Member of the Orissa Legislative Assembly
- In office 1985–1990
- Preceded by: Arun Dey [or]
- Succeeded by: Arun Dey [or]
- Constituency: Balasore

Personal details
- Born: 1 March 1948
- Died: 15 September 2022 (aged 74) Odisha, India
- Party: Indian National Congress
- Spouse: Binapani Das
- Children: 3
- Education: Fakir Mohan University; Madhusudan Law University;

= Gopanarayan Das =

Indian advocate and politician (1948–2022)

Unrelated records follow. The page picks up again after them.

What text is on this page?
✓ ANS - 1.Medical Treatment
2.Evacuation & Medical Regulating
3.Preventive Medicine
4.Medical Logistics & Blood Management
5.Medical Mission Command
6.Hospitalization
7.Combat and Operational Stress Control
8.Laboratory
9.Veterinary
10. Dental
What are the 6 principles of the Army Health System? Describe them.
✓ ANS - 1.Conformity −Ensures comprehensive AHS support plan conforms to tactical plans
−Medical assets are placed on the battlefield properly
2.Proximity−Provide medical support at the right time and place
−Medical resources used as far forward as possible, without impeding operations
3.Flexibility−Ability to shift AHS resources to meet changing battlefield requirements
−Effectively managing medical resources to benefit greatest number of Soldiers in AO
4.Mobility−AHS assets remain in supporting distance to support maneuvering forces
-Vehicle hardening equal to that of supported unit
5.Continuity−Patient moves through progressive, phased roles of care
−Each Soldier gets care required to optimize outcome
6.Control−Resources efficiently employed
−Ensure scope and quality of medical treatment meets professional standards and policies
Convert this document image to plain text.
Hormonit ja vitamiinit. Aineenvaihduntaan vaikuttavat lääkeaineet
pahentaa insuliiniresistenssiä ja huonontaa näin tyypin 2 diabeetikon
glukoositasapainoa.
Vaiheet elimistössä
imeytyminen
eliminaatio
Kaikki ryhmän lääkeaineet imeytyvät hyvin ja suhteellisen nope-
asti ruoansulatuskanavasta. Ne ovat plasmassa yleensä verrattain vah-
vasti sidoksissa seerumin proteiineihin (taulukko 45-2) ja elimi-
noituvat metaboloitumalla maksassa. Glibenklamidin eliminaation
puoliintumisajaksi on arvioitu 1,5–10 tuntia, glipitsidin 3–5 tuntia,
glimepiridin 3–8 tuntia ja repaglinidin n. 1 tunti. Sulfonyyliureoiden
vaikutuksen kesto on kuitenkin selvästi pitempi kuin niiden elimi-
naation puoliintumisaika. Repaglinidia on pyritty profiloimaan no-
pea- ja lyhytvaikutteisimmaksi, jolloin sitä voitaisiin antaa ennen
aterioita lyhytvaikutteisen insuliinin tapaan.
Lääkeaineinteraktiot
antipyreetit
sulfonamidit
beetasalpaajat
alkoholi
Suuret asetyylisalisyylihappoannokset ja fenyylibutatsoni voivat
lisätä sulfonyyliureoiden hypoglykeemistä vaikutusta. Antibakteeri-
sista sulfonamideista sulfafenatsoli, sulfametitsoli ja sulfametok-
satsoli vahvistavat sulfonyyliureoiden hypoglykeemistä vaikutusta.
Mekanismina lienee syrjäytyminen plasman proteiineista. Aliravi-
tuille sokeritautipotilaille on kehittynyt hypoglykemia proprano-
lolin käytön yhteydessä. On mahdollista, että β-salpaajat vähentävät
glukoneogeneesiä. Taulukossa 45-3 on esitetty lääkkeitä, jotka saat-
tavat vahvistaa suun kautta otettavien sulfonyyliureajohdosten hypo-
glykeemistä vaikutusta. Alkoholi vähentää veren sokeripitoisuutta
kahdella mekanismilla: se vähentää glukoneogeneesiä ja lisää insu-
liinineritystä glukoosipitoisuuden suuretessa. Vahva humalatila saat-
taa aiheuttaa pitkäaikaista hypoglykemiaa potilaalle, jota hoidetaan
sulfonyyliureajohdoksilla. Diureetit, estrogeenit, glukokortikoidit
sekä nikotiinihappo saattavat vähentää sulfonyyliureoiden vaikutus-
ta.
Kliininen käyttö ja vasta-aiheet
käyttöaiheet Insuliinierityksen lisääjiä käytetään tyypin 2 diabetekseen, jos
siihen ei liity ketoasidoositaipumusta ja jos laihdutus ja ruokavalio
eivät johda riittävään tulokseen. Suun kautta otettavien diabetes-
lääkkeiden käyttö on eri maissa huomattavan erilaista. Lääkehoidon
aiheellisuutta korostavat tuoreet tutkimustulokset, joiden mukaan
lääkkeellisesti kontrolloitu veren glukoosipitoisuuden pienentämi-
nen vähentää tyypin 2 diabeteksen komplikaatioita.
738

Gopanarayan Das (1 March 1948 – 15 September 2022) was an Indian advocate and politician who served in the Orissa Legislative Assembly from 1985 to 1990. Das represented the Balasore Assembly constituency as a member of the Indian National Congress.

== Biography ==
=== Education ===
Gopanarayan Das was born on 1 March 1948. He first gained an interest in politics in the 1960s while he was a student at Fakir Mohan University in Balasore, becoming a student leader and organizing protests. Due to an ongoing state of emergency declaration, Das was drafted into the Indian Army in 1967, serving for a year in Siliguri with the Mahar Regiment. Das later studied law at Madhusudan Law University in Cuttack; while at this university, he was narrowly defeated in an election for student president. After graduating, Das established a law practice in Balasore.

=== Political career ===
In 1973, Das was elected to the Balasore City Council as a member of the Indian National Congress. Das also worked as an assistant public prosecutor for the Government of Orissa between 1975 and 1977. In 1977, Das became the general secretary of the Orissa Pradesh Youth Congress, and at some point he also served as the general secretary of the Indian National Trade Union Congress committee in Balasore. Das served on the city council until 1979, and he became the director of the co-operative bank in Balasore the following year. Later in 1980, Das served as a member of the executive board of the Pradesh Congress Committee, he was elected president of the panchayat samiti for Balasore, holding this position until 1985.

In the 1980 election, Das ran for the Balasore constituency of the Orissa Legislative Assembly. His main opponent was Arun Dey of the Communist Party of India; the two had previously been friends in college. Das was ultimately defeated by Dey, receiving 18,565 votes compared to Dey's 21,182. In the 1985 Orissa Legislative Assembly election, Das narrowly defeated Dey in a rematch, receiving 35,830 votes to 35,761. During his tenure in the legislative assembly, Das oversaw the industrialization of Balasore, including the opening of Birla Tyres. He also helped establish a new women's college in the region. Das did not run for re-election in the 1990 election, which was won by Dey. As of 2022, Das has been the last member of the Indian National Congress to hold the Balasore constituency.

Das ran again for the Balasore constituency in 1995; however, he was defeated by Dey, receiving 48,953 votes compared to Dey's 65,426. From 1996 to 2000, Das served as the chairman of the Odisha Small Industries Corporation. Das lost another run for the assembly in 2000, placing a distant third, receiving 33,163 votes compared to Dey's 39,604, while Jiban Pradip Dash of the Bharatiya Janata Party won with 53,242 votes.

=== Personal life and death ===
Das was married to Binapani Das and had 3 children. In addition to his political and legal careers, Das was also a part-time journalist for the National Herald.

On 14 September 2022, Das was admitted to the Balasore District Headquarters Hospital after complaining of chest pain. The following morning, while being transferred to a hospital in Cuttack, Das suffered a heart attack and subsequently died of cardiac arrest at the age of 74. Sarat Pattanayak, the president of the Odisha Pradesh Congress Committee, stated that his death was "an irreparable loss" for the Indian National Congress.